🤖 AI Summary
Small general-purpose large language models (LLMs) struggle to achieve high performance on complex tasks using discrete prompts—tasks requiring richly detailed instructions—due to the limited effectiveness and rapid degradation of existing automated prompt optimization methods (e.g., PromptWizard, OPRO, RL-Prompt) on such models.
Method: We propose a grammar-guided evolutionary search framework that integrates genetic programming with local search, centered on program synthesis to generate reusable prompt-generation programs. Innovatively, we introduce syntax constraints, function composition, and dictionary/LLM-coordinated prompt editing operators.

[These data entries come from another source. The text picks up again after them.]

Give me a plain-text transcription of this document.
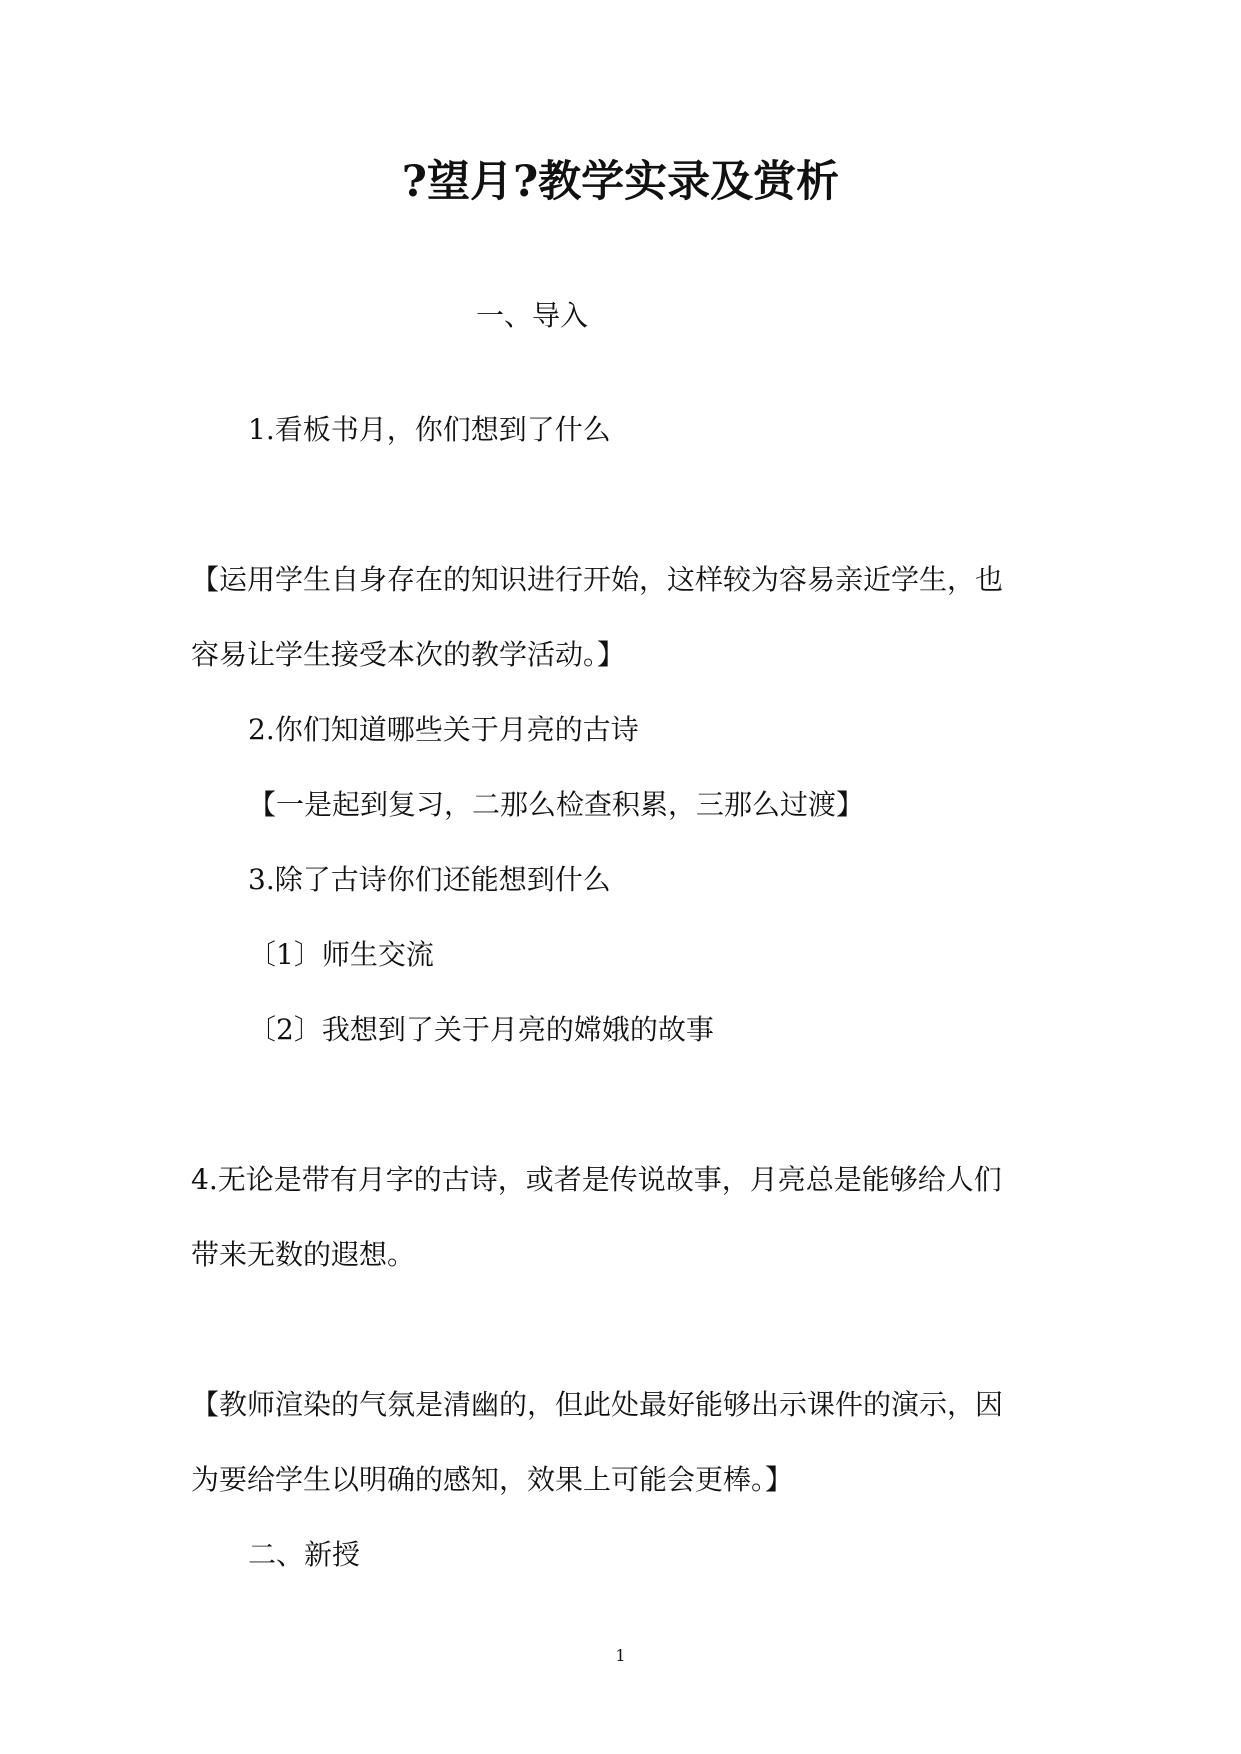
?望月?教学实录及赏析
一、导入
1.看板书月，你们想到了什么
【运用学生自身存在的知识进行开始，这样较为容易亲近学生，也
容易让学生接受本次的教学活动。】
2.你们知道哪些关于月亮的古诗
【一是起到复习，二那么检查积累，三那么过渡】
3.除了古诗你们还能想到什么
〔1〕师生交流
〔2〕我想到了关于月亮的嫦娥的故事
4.无论是带有月字的古诗，或者是传说故事，月亮总是能够给人们
带来无数的遐想。
【教师渲染的气氛是清幽的，但此处最好能够出示课件的演示，因
为要给学生以明确的感知，效果上可能会更棒。】
二、新授
1
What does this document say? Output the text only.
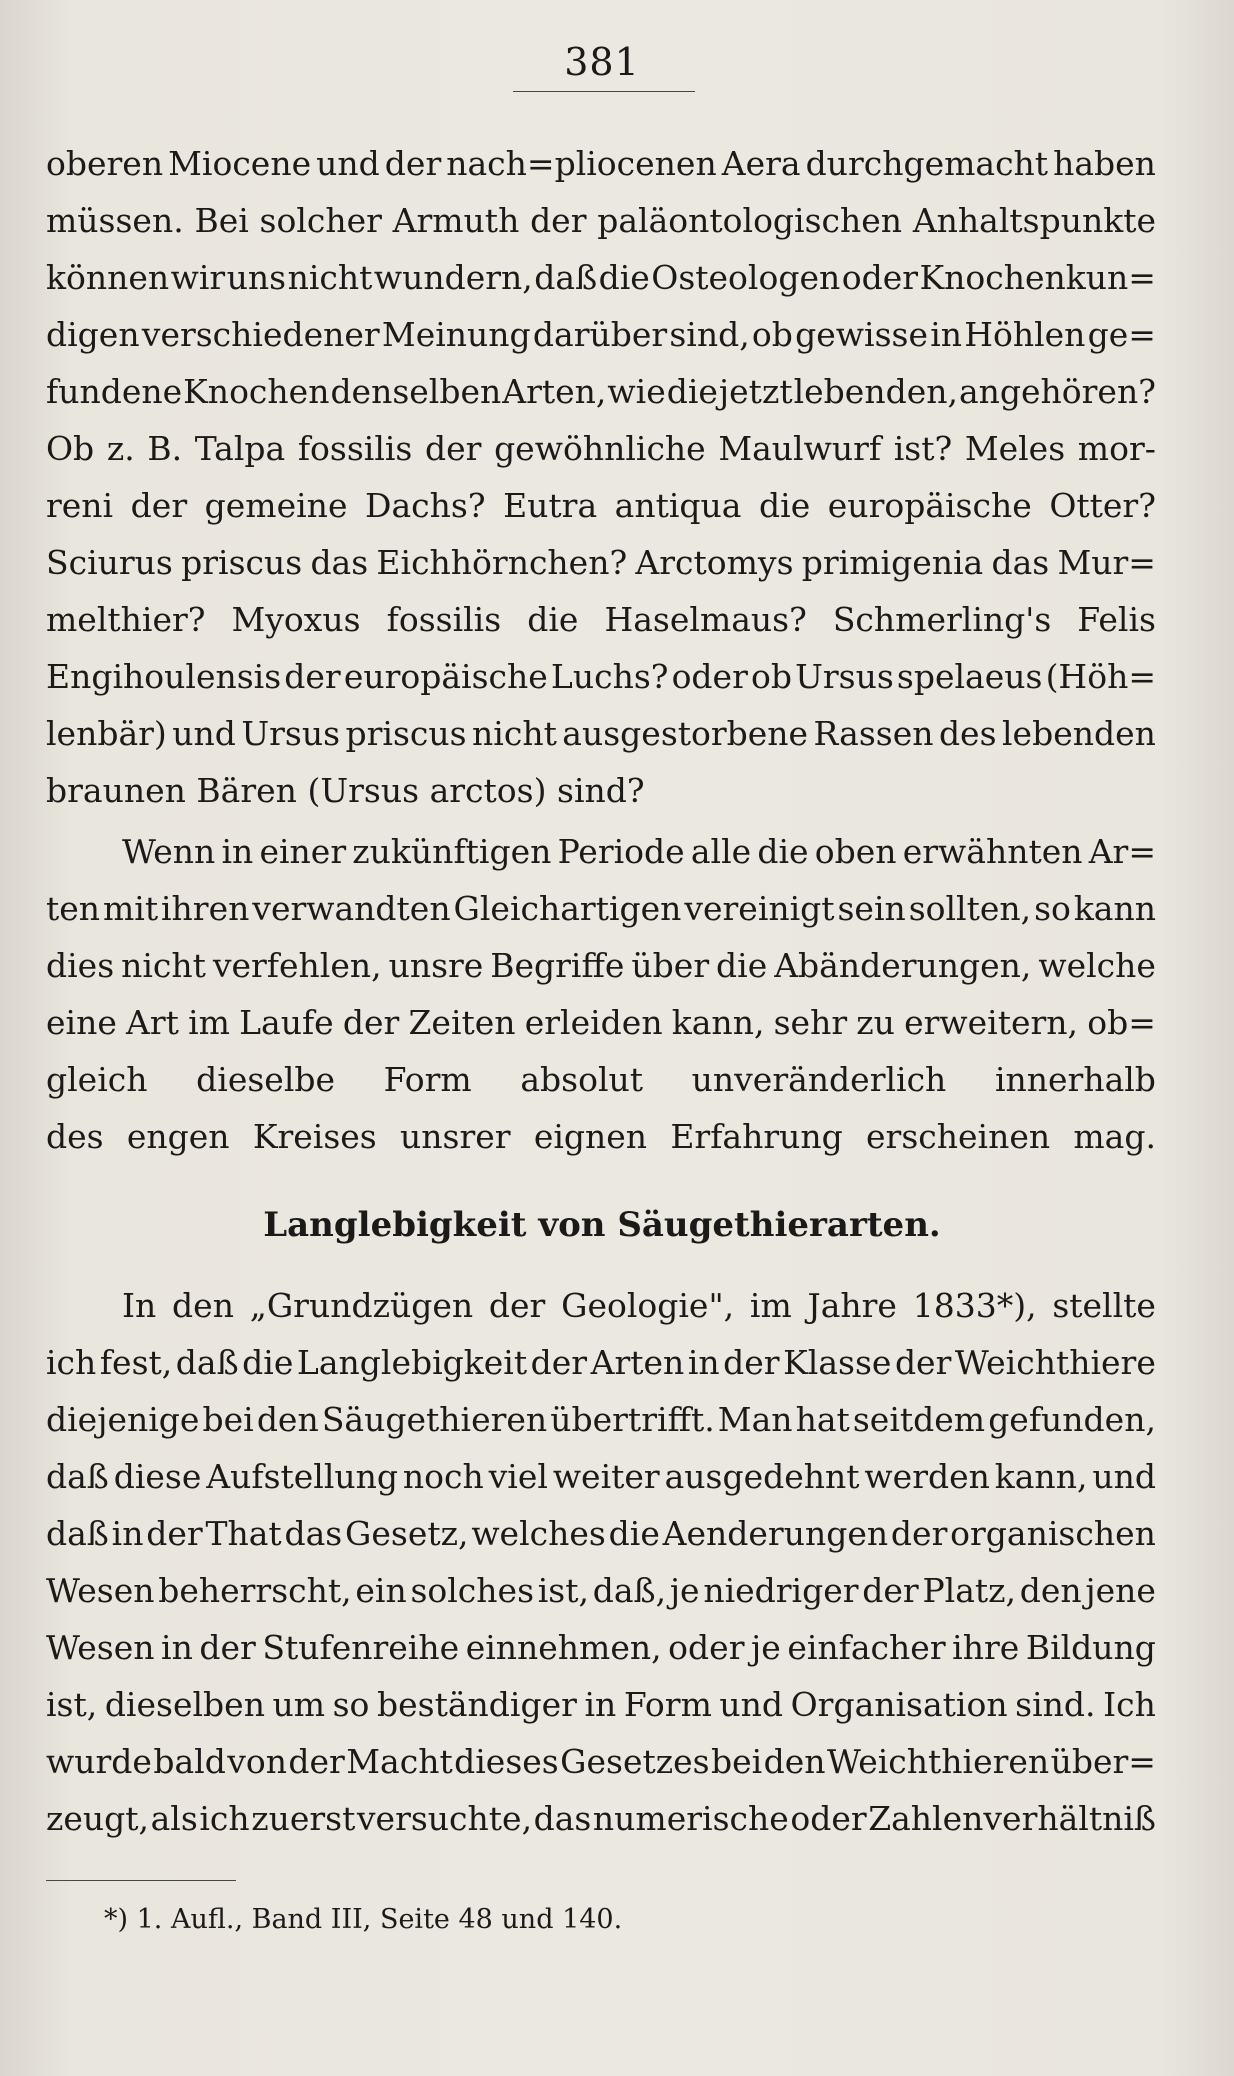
381
oberen Miocene und der nach=pliocenen Aera durchgemacht haben
müssen. Bei solcher Armuth der paläontologischen Anhaltspunkte
können wir uns nicht wundern, daß die Osteologen oder Knochenkun=
digen verschiedener Meinung darüber sind, ob gewisse in Höhlen ge=
fundene Knochen denselben Arten, wie die jetzt lebenden, angehören?
Ob z. B. Talpa fossilis der gewöhnliche Maulwurf ist? Meles mor-
reni der gemeine Dachs? Eutra antiqua die europäische Otter?
Sciurus priscus das Eichhörnchen? Arctomys primigenia das Mur=
melthier? Myoxus fossilis die Haselmaus? Schmerling's Felis
Engihoulensis der europäische Luchs? oder ob Ursus spelaeus (Höh=
lenbär) und Ursus priscus nicht ausgestorbene Rassen des lebenden
braunen Bären (Ursus arctos) sind?
Wenn in einer zukünftigen Periode alle die oben erwähnten Ar=
ten mit ihren verwandten Gleichartigen vereinigt sein sollten, so kann
dies nicht verfehlen, unsre Begriffe über die Abänderungen, welche
eine Art im Laufe der Zeiten erleiden kann, sehr zu erweitern, ob=
gleich dieselbe Form absolut unveränderlich innerhalb
des engen Kreises unsrer eignen Erfahrung erscheinen mag.
Langlebigkeit von Säugethierarten.
In den „Grundzügen der Geologie", im Jahre 1833*), stellte
ich fest, daß die Langlebigkeit der Arten in der Klasse der Weichthiere
diejenige bei den Säugethieren übertrifft. Man hat seitdem gefunden,
daß diese Aufstellung noch viel weiter ausgedehnt werden kann, und
daß in der That das Gesetz, welches die Aenderungen der organischen
Wesen beherrscht, ein solches ist, daß, je niedriger der Platz, den jene
Wesen in der Stufenreihe einnehmen, oder je einfacher ihre Bildung
ist, dieselben um so beständiger in Form und Organisation sind. Ich
wurde bald von der Macht dieses Gesetzes bei den Weichthieren über=
zeugt, als ich zuerst versuchte, das numerische oder Zahlenverhältniß
*) 1. Aufl., Band III, Seite 48 und 140.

Contribution/Results: Our approach significantly improves search efficiency and cross-task generalization. Evaluated on four challenging domain-specific tasks and three small general-purpose LLMs, it consistently outperforms all baselines, delivering substantial performance gains while maintaining controlled degradation.
📝 Abstract
Prompt engineering has proven to be a crucial step in leveraging pretrained large language models (LLMs) in solving various real-world tasks. Numerous solutions have been proposed that seek to automate prompt engineering by using the model itself to edit prompts. However, the majority of state-of-the-art approaches are evaluated on tasks that require minimal prompt templates and on very large and highly capable LLMs. In contrast, solving complex tasks that require detailed information to be included in the prompt increases the amount of text that needs to be optimised. Furthermore, smaller models have been shown to be more sensitive to prompt design. To address these challenges, we propose an evolutionary search approach to automated discrete prompt optimisation consisting of two phases. In the first phase, grammar-guided genetic programming is invoked to synthesise prompt-creating programmes by searching the space of programmes populated by function compositions of syntactic, dictionary-based and LLM-based prompt-editing functions. In the second phase, local search is applied to explore the neighbourhoods of best-performing programmes in an attempt to further fine-tune their performance. Our approach outperforms three state-of-the-art prompt optimisation approaches, PromptWizard, OPRO, and RL-Prompt, on three relatively small general-purpose LLMs in four domain-specific challenging tasks. We also illustrate several examples where these benchmark methods suffer relatively severe performance degradation, while our approach improves performance in almost all task-model combinations, only incurring minimal degradation when it does not.